Éste es sólo un ejemplo más del carácter instrumental que los políticos confieren a las elecciones. No las convocan para que el pueblo manifieste sus preferencias en las urnas, sino que lo hacen calculando el interés que pueden sacar de la consulta popular. Así, lo que es bueno para los ciudadanos en general lo será o no para las formaciones políticas según sean sus expectativas electorales.
Lo vemos en el ya citado caso de la Comunidad Valenciana. La petición de comicios adelantados que hacen la izquierda y los nacionalistas no es para que se refleje la voluntad popular, como dicen, sino por el cálculo de que la tragedia de la dana les favorece y que ésa sería una manera de volver al poder. Justamente lo contrario de lo que sucede a nivel nacional, donde las encuestas soplan a favor de la derecha y no interesa, por consiguiente, que se refleje en las papeletas esa misma decisión de los ciudadanos.
Estamos, pues, ante una gran hipocresía colectiva, en la que no interesan las elecciones sino sus resultados.
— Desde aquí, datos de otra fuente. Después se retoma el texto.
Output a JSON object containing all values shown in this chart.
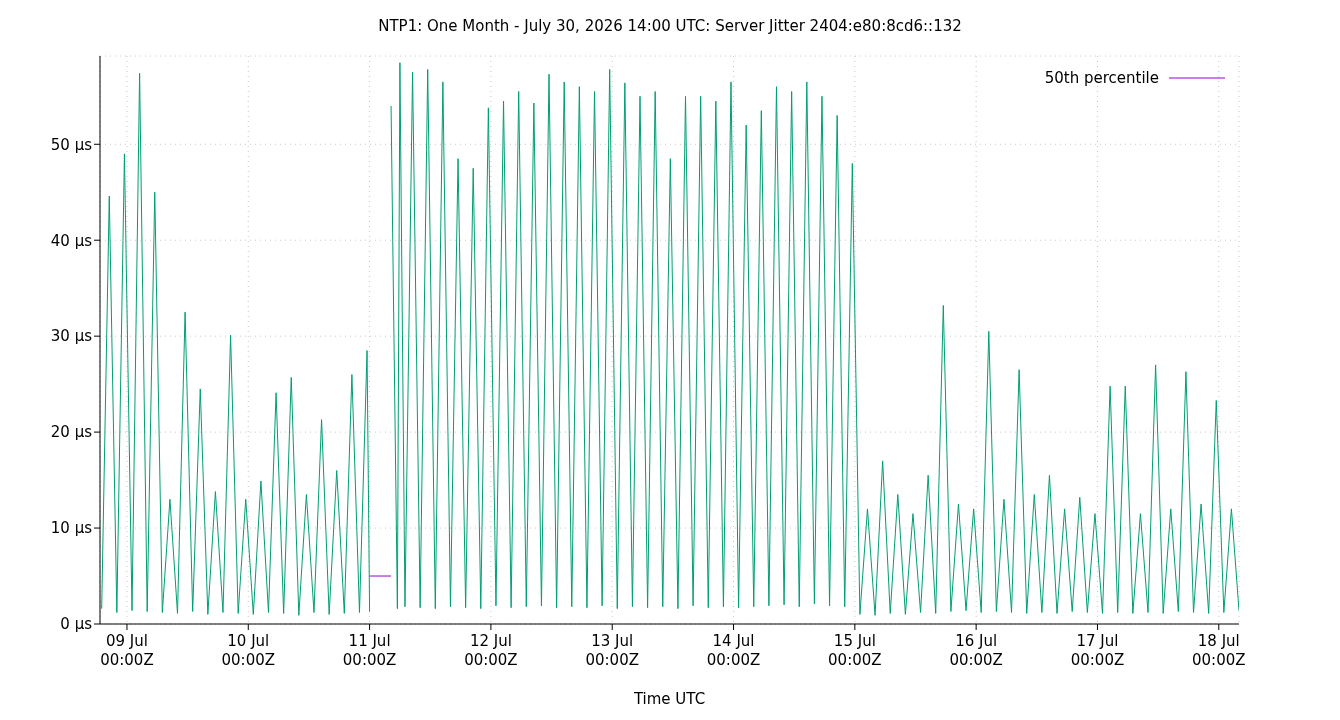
{
  "chart_data": {
    "type": "line",
    "title": "NTP1: One Month - July 30, 2026 14:00 UTC: Server Jitter 2404:e80:8cd6::132",
    "xlabel": "Time UTC",
    "xlim": [
      "--07-08T18:40",
      "--07-18T04:00"
    ],
    "xticks": [
      {
        "value": "--07-09T00:00",
        "label": "09 Jul 00:00Z"
      },
      {
        "value": "--07-10T00:00",
        "label": "10 Jul 00:00Z"
      },
      {
        "value": "--07-11T00:00",
        "label": "11 Jul 00:00Z"
      },
      {
        "value": "--07-12T00:00",
        "label": "12 Jul 00:00Z"
      },
      {
        "value": "--07-13T00:00",
        "label": "13 Jul 00:00Z"
      },
      {
        "value": "--07-14T00:00",
        "label": "14 Jul 00:00Z"
      },
      {
        "value": "--07-15T00:00",
        "label": "15 Jul 00:00Z"
      },
      {
        "value": "--07-16T00:00",
        "label": "16 Jul 00:00Z"
      },
      {
        "value": "--07-17T00:00",
        "label": "17 Jul 00:00Z"
      },
      {
        "value": "--07-18T00:00",
        "label": "18 Jul 00:00Z"
      }
    ],
    "ylim": [
      0,
      59.2
    ],
    "yticks": [
      {
        "value": 0,
        "label": "0 µs"
      },
      {
        "value": 10,
        "label": "10 µs"
      },
      {
        "value": 20,
        "label": "20 µs"
      },
      {
        "value": 30,
        "label": "30 µs"
      },
      {
        "value": 40,
        "label": "40 µs"
      },
      {
        "value": 50,
        "label": "50 µs"
      }
    ],
    "grid": true,
    "legend": "top right",
    "line_style": "solid",
    "marker": "none",
    "series": [
      {
        "name": "50th percentile",
        "color": "#9400d3",
        "x": [
          "--07-11T00:00",
          "--07-11T04:15"
        ],
        "values": [
          5,
          5
        ]
      },
      {
        "color": "#009e73",
        "x": [
          "--07-08T19:00",
          "--07-08T20:30",
          "--07-08T22:00",
          "--07-08T23:30",
          "--07-09T01:00",
          "--07-09T02:30",
          "--07-09T04:00",
          "--07-09T05:30",
          "--07-09T07:00",
          "--07-09T08:30",
          "--07-09T10:00",
          "--07-09T11:30",
          "--07-09T13:00",
          "--07-09T14:30",
          "--07-09T16:00",
          "--07-09T17:30",
          "--07-09T19:00",
          "--07-09T20:30",
          "--07-09T22:00",
          "--07-09T23:30",
          "--07-10T01:00",
          "--07-10T02:30",
          "--07-10T04:00",
          "--07-10T05:30",
          "--07-10T07:00",
          "--07-10T08:30",
          "--07-10T10:00",
          "--07-10T11:30",
          "--07-10T13:00",
          "--07-10T14:30",
          "--07-10T16:00",
          "--07-10T17:30",
          "--07-10T19:00",
          "--07-10T20:30",
          "--07-10T22:00",
          "--07-10T23:30",
          "--07-11T00:00",
          "--07-11T02:00",
          "--07-11T04:15",
          "--07-11T05:30",
          "--07-11T06:00",
          "--07-11T07:00",
          "--07-11T08:30",
          "--07-11T10:00",
          "--07-11T11:30",
          "--07-11T13:00",
          "--07-11T14:30",
          "--07-11T16:00",
          "--07-11T17:30",
          "--07-11T19:00",
          "--07-11T20:30",
          "--07-11T22:00",
          "--07-11T23:30",
          "--07-12T01:00",
          "--07-12T02:30",
          "--07-12T04:00",
          "--07-12T05:30",
          "--07-12T07:00",
          "--07-12T08:30",
          "--07-12T10:00",
          "--07-12T11:30",
          "--07-12T13:00",
          "--07-12T14:30",
          "--07-12T16:00",
          "--07-12T17:30",
          "--07-12T19:00",
          "--07-12T20:30",
          "--07-12T22:00",
          "--07-12T23:30",
          "--07-13T01:00",
          "--07-13T02:30",
          "--07-13T04:00",
          "--07-13T05:30",
          "--07-13T07:00",
          "--07-13T08:30",
          "--07-13T10:00",
          "--07-13T11:30",
          "--07-13T13:00",
          "--07-13T14:30",
          "--07-13T16:00",
          "--07-13T17:30",
          "--07-13T19:00",
          "--07-13T20:30",
          "--07-13T22:00",
          "--07-13T23:30",
          "--07-14T01:00",
          "--07-14T02:30",
          "--07-14T04:00",
          "--07-14T05:30",
          "--07-14T07:00",
          "--07-14T08:30",
          "--07-14T10:00",
          "--07-14T11:30",
          "--07-14T13:00",
          "--07-14T14:30",
          "--07-14T16:00",
          "--07-14T17:30",
          "--07-14T19:00",
          "--07-14T20:30",
          "--07-14T22:00",
          "--07-14T23:30",
          "--07-15T01:00",
          "--07-15T02:30",
          "--07-15T04:00",
          "--07-15T05:30",
          "--07-15T07:00",
          "--07-15T08:30",
          "--07-15T10:00",
          "--07-15T11:30",
          "--07-15T13:00",
          "--07-15T14:30",
          "--07-15T16:00",
          "--07-15T17:30",
          "--07-15T19:00",
          "--07-15T20:30",
          "--07-15T22:00",
          "--07-15T23:30",
          "--07-16T01:00",
          "--07-16T02:30",
          "--07-16T04:00",
          "--07-16T05:30",
          "--07-16T07:00",
          "--07-16T08:30",
          "--07-16T10:00",
          "--07-16T11:30",
          "--07-16T13:00",
          "--07-16T14:30",
          "--07-16T16:00",
          "--07-16T17:30",
          "--07-16T19:00",
          "--07-16T20:30",
          "--07-16T22:00",
          "--07-16T23:30",
          "--07-17T01:00",
          "--07-17T02:30",
          "--07-17T04:00",
          "--07-17T05:30",
          "--07-17T07:00",
          "--07-17T08:30",
          "--07-17T10:00",
          "--07-17T11:30",
          "--07-17T13:00",
          "--07-17T14:30",
          "--07-17T16:00",
          "--07-17T17:30",
          "--07-17T19:00",
          "--07-17T20:30",
          "--07-17T22:00",
          "--07-17T23:30",
          "--07-18T01:00",
          "--07-18T02:30",
          "--07-18T04:00"
        ],
        "values": [
          1.6,
          44.6,
          1.2,
          49,
          1.4,
          57.4,
          1.3,
          45,
          1.2,
          13,
          1.1,
          32.5,
          1.3,
          24.5,
          1.0,
          13.8,
          1.2,
          30.1,
          1.1,
          13,
          1.0,
          14.9,
          1.2,
          24.1,
          1.1,
          25.7,
          0.9,
          13.5,
          1.2,
          21.3,
          1.0,
          16,
          1.1,
          26,
          1.2,
          28.5,
          1.3,
          null,
          54,
          1.6,
          58.5,
          1.8,
          57.5,
          1.7,
          57.8,
          1.6,
          56.5,
          1.8,
          48.5,
          1.7,
          47.5,
          1.6,
          53.8,
          1.9,
          54.5,
          1.7,
          55.5,
          1.8,
          54.3,
          1.9,
          57.3,
          1.7,
          56.5,
          1.8,
          56,
          1.7,
          55.5,
          1.9,
          57.8,
          1.6,
          56.4,
          1.8,
          55,
          1.7,
          55.5,
          1.8,
          48.5,
          1.6,
          55,
          1.9,
          55,
          1.7,
          54.5,
          1.8,
          56.5,
          1.7,
          52,
          1.8,
          53.5,
          1.9,
          56,
          2.0,
          55.5,
          1.8,
          56.5,
          2.1,
          55,
          1.9,
          53,
          1.8,
          48,
          1.0,
          12,
          0.9,
          17,
          1.1,
          13.5,
          1.0,
          11.5,
          1.2,
          15.5,
          1.1,
          33.2,
          1.3,
          12.5,
          1.4,
          12,
          1.2,
          30.5,
          1.3,
          13,
          1.2,
          26.5,
          1.1,
          13.5,
          1.2,
          15.5,
          1.1,
          12,
          1.3,
          13.2,
          1.2,
          11.5,
          1.1,
          24.8,
          1.2,
          24.8,
          1.1,
          11.5,
          1.2,
          27,
          1.1,
          12,
          1.3,
          26.3,
          1.2,
          12.5,
          1.1,
          23.3,
          1.2,
          12,
          1.4
        ]
      }
    ]
  }
}
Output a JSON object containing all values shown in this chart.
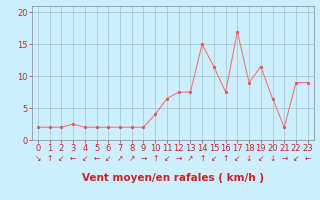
{
  "bg_color": "#cceeff",
  "grid_color": "#aacccc",
  "line_color": "#f07878",
  "marker_color": "#e05555",
  "xlabel": "Vent moyen/en rafales ( km/h )",
  "xlim": [
    -0.5,
    23.5
  ],
  "ylim": [
    0,
    21
  ],
  "yticks": [
    0,
    5,
    10,
    15,
    20
  ],
  "xticks": [
    0,
    1,
    2,
    3,
    4,
    5,
    6,
    7,
    8,
    9,
    10,
    11,
    12,
    13,
    14,
    15,
    16,
    17,
    18,
    19,
    20,
    21,
    22,
    23
  ],
  "x_data": [
    0,
    1,
    2,
    3,
    4,
    5,
    6,
    7,
    8,
    9,
    10,
    11,
    12,
    13,
    14,
    15,
    16,
    17,
    18,
    19,
    20,
    21,
    22,
    23
  ],
  "y_data": [
    2.0,
    2.0,
    2.0,
    2.5,
    2.0,
    2.0,
    2.0,
    2.0,
    2.0,
    2.0,
    4.0,
    6.5,
    7.5,
    7.5,
    15.0,
    11.5,
    7.5,
    17.0,
    9.0,
    11.5,
    6.5,
    2.0,
    9.0,
    9.0
  ],
  "wind_chars": [
    "↘",
    "↑",
    "↙",
    "←",
    "↙",
    "←",
    "↙",
    "↗",
    "↗",
    "→",
    "↑",
    "↙",
    "→",
    "↗",
    "↑",
    "↙",
    "↑",
    "↙",
    "↓",
    "↙",
    "↓",
    "→",
    "↙",
    "←"
  ],
  "xlabel_fontsize": 7.5,
  "tick_fontsize": 6,
  "xlabel_color": "#cc2222",
  "tick_color": "#cc2222",
  "arrow_fontsize": 5.5,
  "spine_color": "#888888"
}
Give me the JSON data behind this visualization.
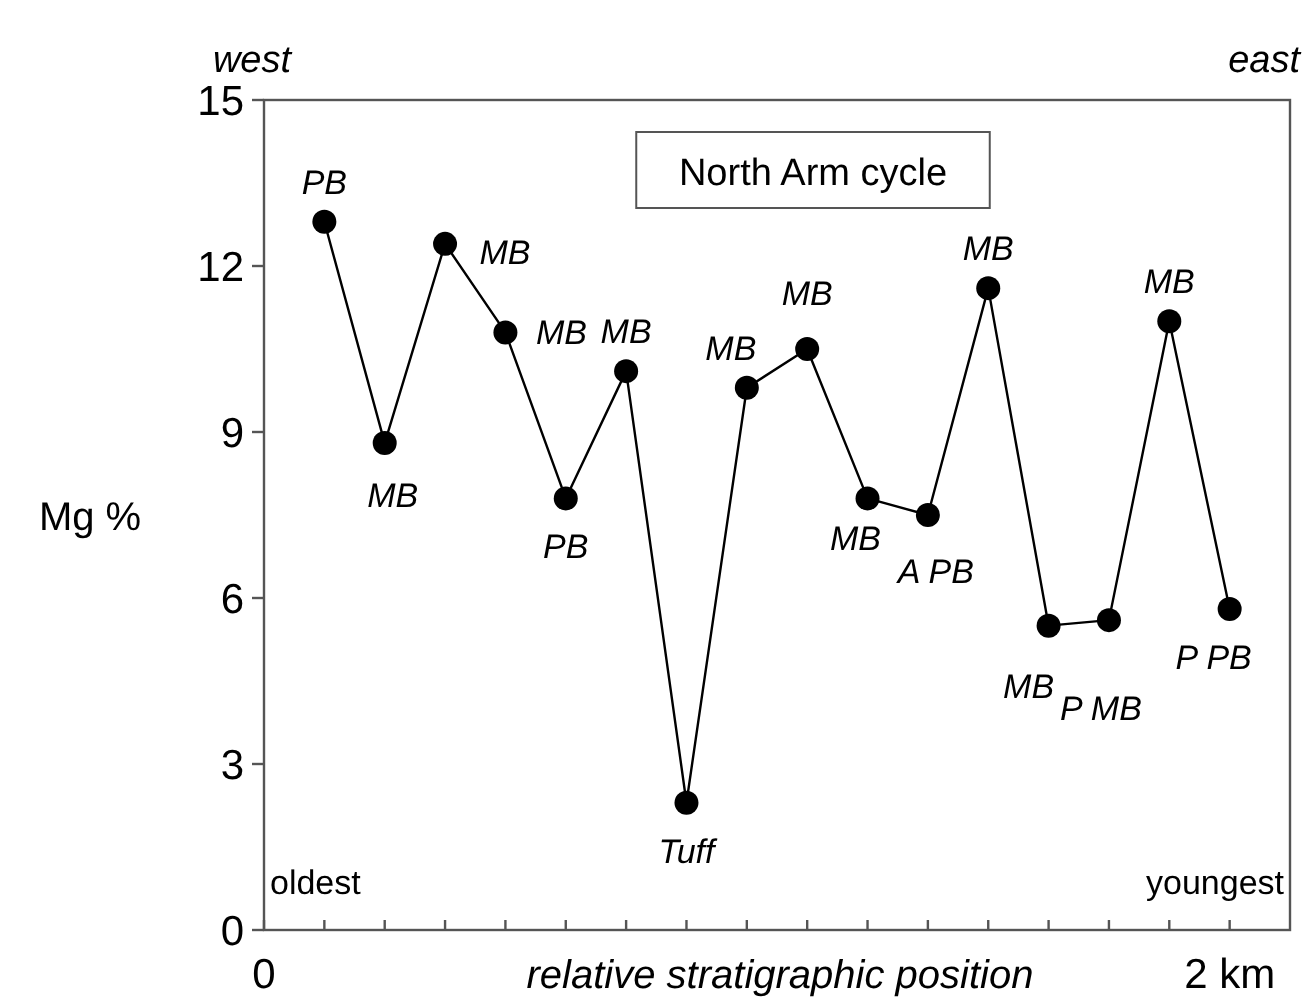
{
  "chart_data": {
    "type": "line",
    "xlabel": "relative stratigraphic position",
    "ylabel": "Mg %",
    "x": [
      0.125,
      0.25,
      0.375,
      0.5,
      0.625,
      0.75,
      0.875,
      1.0,
      1.125,
      1.25,
      1.375,
      1.5,
      1.625,
      1.75,
      1.875,
      2.0
    ],
    "values": [
      12.8,
      8.8,
      12.4,
      10.8,
      7.8,
      10.1,
      2.3,
      9.8,
      10.5,
      7.8,
      7.5,
      11.6,
      5.5,
      5.6,
      11.0,
      5.8
    ],
    "color": "#000000",
    "marker": "circle",
    "line_style": "solid",
    "xlim": [
      0,
      2.125
    ],
    "xticks": [
      {
        "value": 0,
        "label": "0"
      },
      {
        "value": 0.125,
        "label": null
      },
      {
        "value": 0.25,
        "label": null
      },
      {
        "value": 0.375,
        "label": null
      },
      {
        "value": 0.5,
        "label": null
      },
      {
        "value": 0.625,
        "label": null
      },
      {
        "value": 0.75,
        "label": null
      },
      {
        "value": 0.875,
        "label": null
      },
      {
        "value": 1.0,
        "label": null
      },
      {
        "value": 1.125,
        "label": null
      },
      {
        "value": 1.25,
        "label": null
      },
      {
        "value": 1.375,
        "label": null
      },
      {
        "value": 1.5,
        "label": null
      },
      {
        "value": 1.625,
        "label": null
      },
      {
        "value": 1.75,
        "label": null
      },
      {
        "value": 1.875,
        "label": null
      },
      {
        "value": 2.0,
        "label": "2 km"
      }
    ],
    "ylim": [
      0,
      15
    ],
    "yticks": [
      0,
      3,
      6,
      9,
      12,
      15
    ],
    "grid": false,
    "annotations": [
      "North Arm cycle",
      "west",
      "east",
      "oldest",
      "youngest",
      {
        "text": "PB",
        "x": 0.125,
        "y": 12.8
      },
      {
        "text": "MB",
        "x": 0.25,
        "y": 8.8
      },
      {
        "text": "MB",
        "x": 0.375,
        "y": 12.4
      },
      {
        "text": "MB",
        "x": 0.5,
        "y": 10.8
      },
      {
        "text": "PB",
        "x": 0.625,
        "y": 7.8
      },
      {
        "text": "MB",
        "x": 0.75,
        "y": 10.1
      },
      {
        "text": "Tuff",
        "x": 0.875,
        "y": 2.3
      },
      {
        "text": "MB",
        "x": 1.0,
        "y": 9.8
      },
      {
        "text": "MB",
        "x": 1.125,
        "y": 10.5
      },
      {
        "text": "MB",
        "x": 1.25,
        "y": 7.8
      },
      {
        "text": "A PB",
        "x": 1.375,
        "y": 7.5
      },
      {
        "text": "MB",
        "x": 1.5,
        "y": 11.6
      },
      {
        "text": "MB",
        "x": 1.625,
        "y": 5.5
      },
      {
        "text": "P MB",
        "x": 1.75,
        "y": 5.6
      },
      {
        "text": "MB",
        "x": 1.875,
        "y": 11.0
      },
      {
        "text": "P PB",
        "x": 2.0,
        "y": 5.8
      }
    ]
  }
}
No hay más que ver, por ejemplo, los movimientos preelectorales de Castilla y León y Andalucía, donde la izquierda inculpa a Fernández Mañueco y Juanma Moreno, respectivamente, de los incendios forestales y de la falta de cribado de mamografías, para obtener así unos resultados que no le darían los problemas cotidianos de los electores. Dicho queda.